KPMGは、エンタープライズアーキテクチャの知見を基に企業の各部門とワンチームを組みながら、現状(As Is)を調査し、実現可能性の高い将来(To Be)を策定します。
(4)ガイドラインの策定
EAの導入効果を最大化するにはユーザの適切な利用が必要であり、導入効果をサステナブルなものにするには実行体制による適切な運用が必要です。そのため、EAの利用方法が明確なユーザ利用ガイドラインをはじめ、ビジネス環境や企業課題の変化に対応可能な運用ガイドラインの策定、策定したガイドラインの見直しや適切な利用がされているかの監視を担う体制の構築が重要です。
ウォークスルー形式で既存プロジェクトに当て込むことでユーザビリティの高いユーザ利用ガイドラインを整備し、定期スケジュールと関係者の要請をトリガーとした見直しにより、EAのサステナブルな利用を可能にする運用ガイドラインを策定します。

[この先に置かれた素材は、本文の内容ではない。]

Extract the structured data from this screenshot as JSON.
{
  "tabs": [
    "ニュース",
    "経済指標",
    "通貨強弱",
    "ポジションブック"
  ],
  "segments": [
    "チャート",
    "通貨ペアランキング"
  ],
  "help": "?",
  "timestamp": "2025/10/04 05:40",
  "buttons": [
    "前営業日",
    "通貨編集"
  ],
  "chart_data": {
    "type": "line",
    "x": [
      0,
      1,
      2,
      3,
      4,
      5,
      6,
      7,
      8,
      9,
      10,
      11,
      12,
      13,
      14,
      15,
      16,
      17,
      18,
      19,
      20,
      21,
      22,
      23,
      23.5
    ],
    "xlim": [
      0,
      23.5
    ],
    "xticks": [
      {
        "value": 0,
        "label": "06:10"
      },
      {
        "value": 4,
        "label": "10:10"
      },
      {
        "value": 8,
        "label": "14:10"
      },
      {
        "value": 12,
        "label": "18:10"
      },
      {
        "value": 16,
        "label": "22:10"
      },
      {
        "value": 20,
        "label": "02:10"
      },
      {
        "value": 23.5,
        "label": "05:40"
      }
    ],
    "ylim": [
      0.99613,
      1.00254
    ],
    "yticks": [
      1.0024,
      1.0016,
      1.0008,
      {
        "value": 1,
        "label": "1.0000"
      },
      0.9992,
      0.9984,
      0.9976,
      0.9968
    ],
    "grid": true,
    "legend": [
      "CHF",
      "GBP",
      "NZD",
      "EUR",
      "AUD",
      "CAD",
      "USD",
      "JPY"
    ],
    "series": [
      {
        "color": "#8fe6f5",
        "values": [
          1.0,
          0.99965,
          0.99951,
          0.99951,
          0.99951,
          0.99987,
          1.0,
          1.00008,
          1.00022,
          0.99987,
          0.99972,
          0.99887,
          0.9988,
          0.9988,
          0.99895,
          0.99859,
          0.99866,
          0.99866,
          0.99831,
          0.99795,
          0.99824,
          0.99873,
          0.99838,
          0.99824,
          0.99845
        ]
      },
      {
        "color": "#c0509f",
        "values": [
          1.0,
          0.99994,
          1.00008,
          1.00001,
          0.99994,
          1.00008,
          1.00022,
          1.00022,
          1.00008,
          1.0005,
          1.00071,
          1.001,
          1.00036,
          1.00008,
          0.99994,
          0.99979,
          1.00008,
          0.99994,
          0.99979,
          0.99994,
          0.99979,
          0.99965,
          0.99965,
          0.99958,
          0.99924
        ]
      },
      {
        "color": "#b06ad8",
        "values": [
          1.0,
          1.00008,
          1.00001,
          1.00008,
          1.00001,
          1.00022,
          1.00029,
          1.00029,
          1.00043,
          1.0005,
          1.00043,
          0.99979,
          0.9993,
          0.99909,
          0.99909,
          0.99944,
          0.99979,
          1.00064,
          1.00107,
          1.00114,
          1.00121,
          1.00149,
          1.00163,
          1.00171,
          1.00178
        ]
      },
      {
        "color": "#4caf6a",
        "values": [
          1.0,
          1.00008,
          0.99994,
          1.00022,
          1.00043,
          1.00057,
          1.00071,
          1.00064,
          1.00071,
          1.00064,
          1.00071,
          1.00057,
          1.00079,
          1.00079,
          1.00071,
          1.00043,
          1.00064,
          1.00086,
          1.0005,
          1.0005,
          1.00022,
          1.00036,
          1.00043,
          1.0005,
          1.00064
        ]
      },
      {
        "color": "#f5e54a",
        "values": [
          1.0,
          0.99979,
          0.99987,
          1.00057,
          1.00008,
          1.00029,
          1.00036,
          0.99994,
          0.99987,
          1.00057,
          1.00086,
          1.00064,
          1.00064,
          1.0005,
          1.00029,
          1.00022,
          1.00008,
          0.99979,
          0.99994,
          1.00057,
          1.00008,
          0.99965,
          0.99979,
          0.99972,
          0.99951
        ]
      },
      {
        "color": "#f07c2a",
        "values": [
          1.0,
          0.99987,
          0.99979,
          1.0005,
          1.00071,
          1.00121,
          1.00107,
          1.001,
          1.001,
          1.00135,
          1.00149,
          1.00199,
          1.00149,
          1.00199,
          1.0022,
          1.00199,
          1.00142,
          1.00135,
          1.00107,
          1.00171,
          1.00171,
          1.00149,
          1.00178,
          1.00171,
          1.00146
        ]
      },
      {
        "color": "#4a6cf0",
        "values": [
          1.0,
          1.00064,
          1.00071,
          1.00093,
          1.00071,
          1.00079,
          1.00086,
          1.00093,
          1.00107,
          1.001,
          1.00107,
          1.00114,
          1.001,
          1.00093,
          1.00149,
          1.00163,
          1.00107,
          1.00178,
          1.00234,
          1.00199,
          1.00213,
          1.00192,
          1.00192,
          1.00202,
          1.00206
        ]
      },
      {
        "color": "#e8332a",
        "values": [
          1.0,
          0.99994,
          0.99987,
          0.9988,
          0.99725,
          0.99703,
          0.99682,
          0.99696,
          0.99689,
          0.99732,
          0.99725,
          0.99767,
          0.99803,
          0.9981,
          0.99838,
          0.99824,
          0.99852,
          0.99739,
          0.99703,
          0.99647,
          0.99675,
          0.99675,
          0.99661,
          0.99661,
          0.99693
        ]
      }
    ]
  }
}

エンタープライズアーキテクチャによるデジタル活用の高度化
EAを導入する目的は企業によってさまざまですが、代表的なものとして「デジタルトランスフォメーション(DX)推進」「ビジネス・業務・システムの可視化および統制」「法令遵守強化」などが挙げられます。
KPMGは、これらのなかでも、生成AIなどの「デジタル活用」 に着目し、企業が競争優位性を維持・強化するために、迅速かつ最適な活用を実現するアプローチを提供します。
KPMGによる支援
KPMGは、グローバルにおける多種多様な企業のビジネス変革支援で培った実績を基に、EAの構想策定から社内統制の定着まで、一貫して支援します。